[Physics] Does diffusion current in semiconductor always exist

diffusionsemiconductor-physics

According to what I understand, diffusion current is caused by the change in concentration of charge carriers in semiconductor (free electrons and holes) from higher concentration region to lower concentration region due to thermal energy. However, I'm still unsure that if the diffusion current always exist inside crystal. As the concentration drop in higher region and increase in lower region, finally, the concentration in the whole crystal will be equal so no concentration change. Will the diffusion current still exist after that.
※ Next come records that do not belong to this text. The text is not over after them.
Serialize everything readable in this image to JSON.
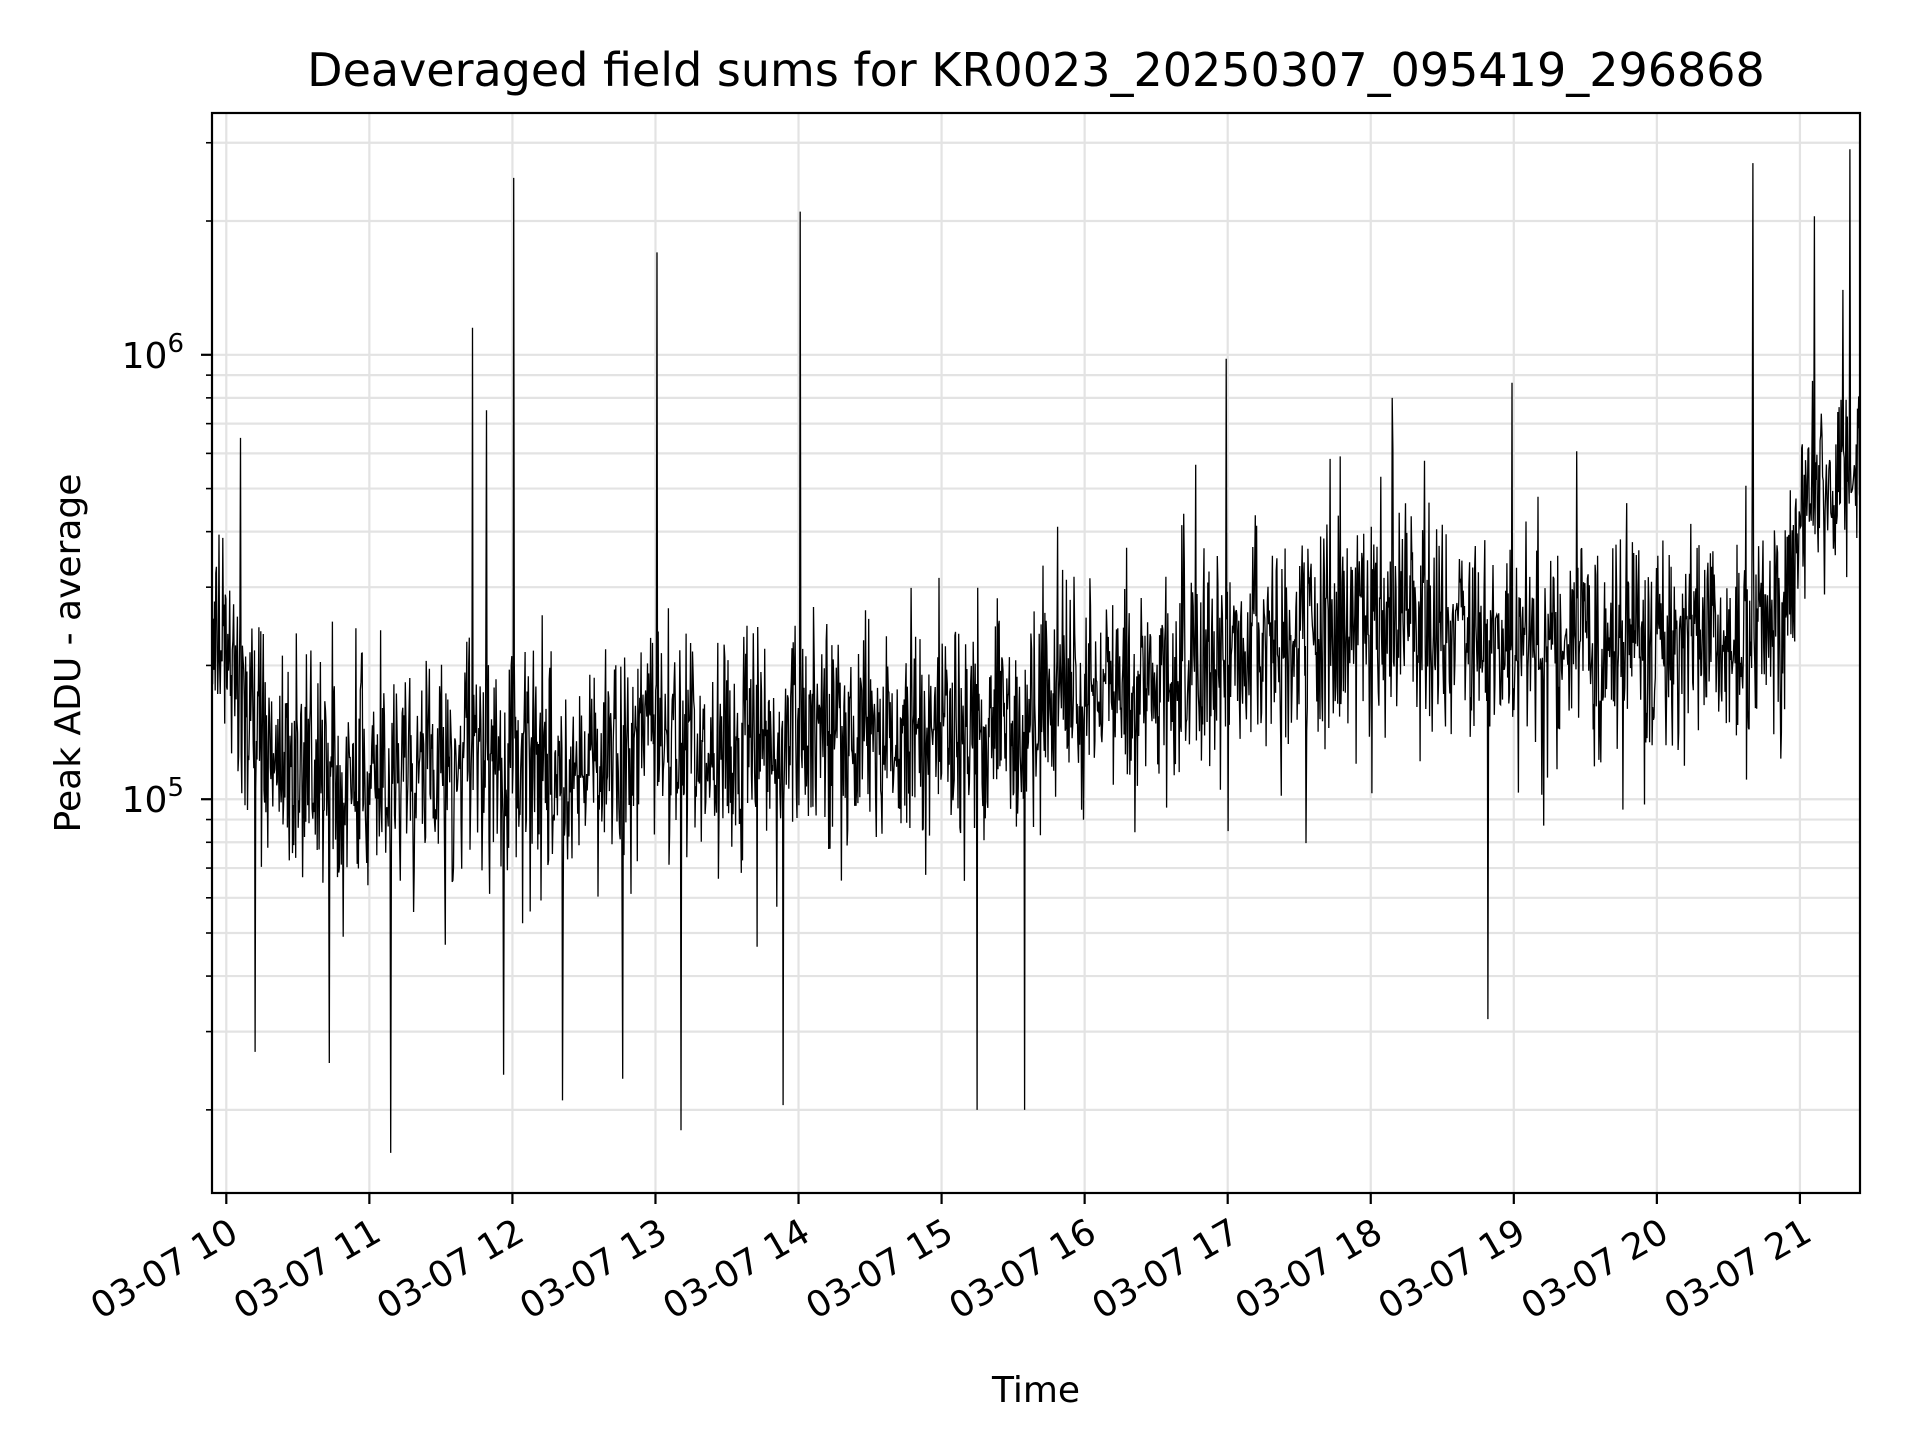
{
  "chart_data": {
    "type": "line",
    "title": "Deaveraged field sums for KR0023_20250307_095419_296868",
    "xlabel": "Time",
    "ylabel": "Peak ADU - average",
    "yscale": "log",
    "grid": true,
    "line_color": "#000000",
    "grid_color": "#e3e3e3",
    "x_start": "03-07 09:55",
    "x_end": "03-07 21:25",
    "xlim_hours": [
      9.9,
      21.42
    ],
    "ylim": [
      13000,
      3500000
    ],
    "xticks": [
      {
        "hour": 10,
        "label": "03-07 10"
      },
      {
        "hour": 11,
        "label": "03-07 11"
      },
      {
        "hour": 12,
        "label": "03-07 12"
      },
      {
        "hour": 13,
        "label": "03-07 13"
      },
      {
        "hour": 14,
        "label": "03-07 14"
      },
      {
        "hour": 15,
        "label": "03-07 15"
      },
      {
        "hour": 16,
        "label": "03-07 16"
      },
      {
        "hour": 17,
        "label": "03-07 17"
      },
      {
        "hour": 18,
        "label": "03-07 18"
      },
      {
        "hour": 19,
        "label": "03-07 19"
      },
      {
        "hour": 20,
        "label": "03-07 20"
      },
      {
        "hour": 21,
        "label": "03-07 21"
      }
    ],
    "yticks": [
      {
        "value": 100000,
        "base": "10",
        "exp": "5"
      },
      {
        "value": 1000000,
        "base": "10",
        "exp": "6"
      }
    ],
    "series": [
      {
        "baseline": [
          {
            "hour": 9.9,
            "value": 250000
          },
          {
            "hour": 10.3,
            "value": 125000
          },
          {
            "hour": 11.0,
            "value": 112000
          },
          {
            "hour": 12.0,
            "value": 120000
          },
          {
            "hour": 13.0,
            "value": 130000
          },
          {
            "hour": 14.0,
            "value": 135000
          },
          {
            "hour": 15.0,
            "value": 140000
          },
          {
            "hour": 16.0,
            "value": 165000
          },
          {
            "hour": 17.0,
            "value": 215000
          },
          {
            "hour": 18.0,
            "value": 245000
          },
          {
            "hour": 19.0,
            "value": 235000
          },
          {
            "hour": 20.0,
            "value": 225000
          },
          {
            "hour": 20.9,
            "value": 250000
          },
          {
            "hour": 21.05,
            "value": 500000
          },
          {
            "hour": 21.42,
            "value": 550000
          }
        ],
        "spikes": [
          {
            "hour": 11.72,
            "value": 1150000
          },
          {
            "hour": 11.82,
            "value": 750000
          },
          {
            "hour": 12.01,
            "value": 2500000
          },
          {
            "hour": 13.01,
            "value": 1700000
          },
          {
            "hour": 14.01,
            "value": 2100000
          },
          {
            "hour": 16.99,
            "value": 980000
          },
          {
            "hour": 18.15,
            "value": 800000
          },
          {
            "hour": 20.67,
            "value": 2700000
          },
          {
            "hour": 21.1,
            "value": 2050000
          },
          {
            "hour": 21.35,
            "value": 2900000
          },
          {
            "hour": 21.3,
            "value": 1400000
          },
          {
            "hour": 10.1,
            "value": 650000
          }
        ],
        "dips": [
          {
            "hour": 11.15,
            "value": 16000
          },
          {
            "hour": 13.18,
            "value": 18000
          },
          {
            "hour": 15.25,
            "value": 20000
          },
          {
            "hour": 15.58,
            "value": 20000
          },
          {
            "hour": 13.89,
            "value": 20500
          },
          {
            "hour": 12.35,
            "value": 21000
          },
          {
            "hour": 10.2,
            "value": 27000
          },
          {
            "hour": 10.72,
            "value": 25500
          },
          {
            "hour": 11.94,
            "value": 24000
          },
          {
            "hour": 12.77,
            "value": 23500
          },
          {
            "hour": 18.82,
            "value": 32000
          }
        ]
      }
    ]
  }
}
Moreover, in non-doping semiconductor (ex: pure Si) the density/amounts of holes and electrons the same so is there diffusion current. Suppose that the diffusion is only 1 dimensional and 1 direction. The charge carriers which diffuse contain both hole and electron then the total charge movement is zero that make the current zero, is it true?

Best Answer

In a semiconductor at thermal and diffusive equilibrium, the net current is zero for each of the carrier types, i.e., it is zero both for the electron and hole currents separately. The total current is the sum of the diffusion current (proportional to the gradient of the density of carriers) and the drift current driven by an external field (the electrostatic field in most of the cases for a semiconductor). In brief, in a semiconductor in thermodynamic equilibrium the diffusion current compensates the drift current for each of the carriers separately resulting in a zero net current.

Note that an intrinsic semiconductor at thermodynamic equilibrium may have diffusion and drift currents different from zero but the total net current still be zero due to the compensation of the drift and diffusion currents (this would be the case of an isolated semiconductor crystal placed inside an electric field).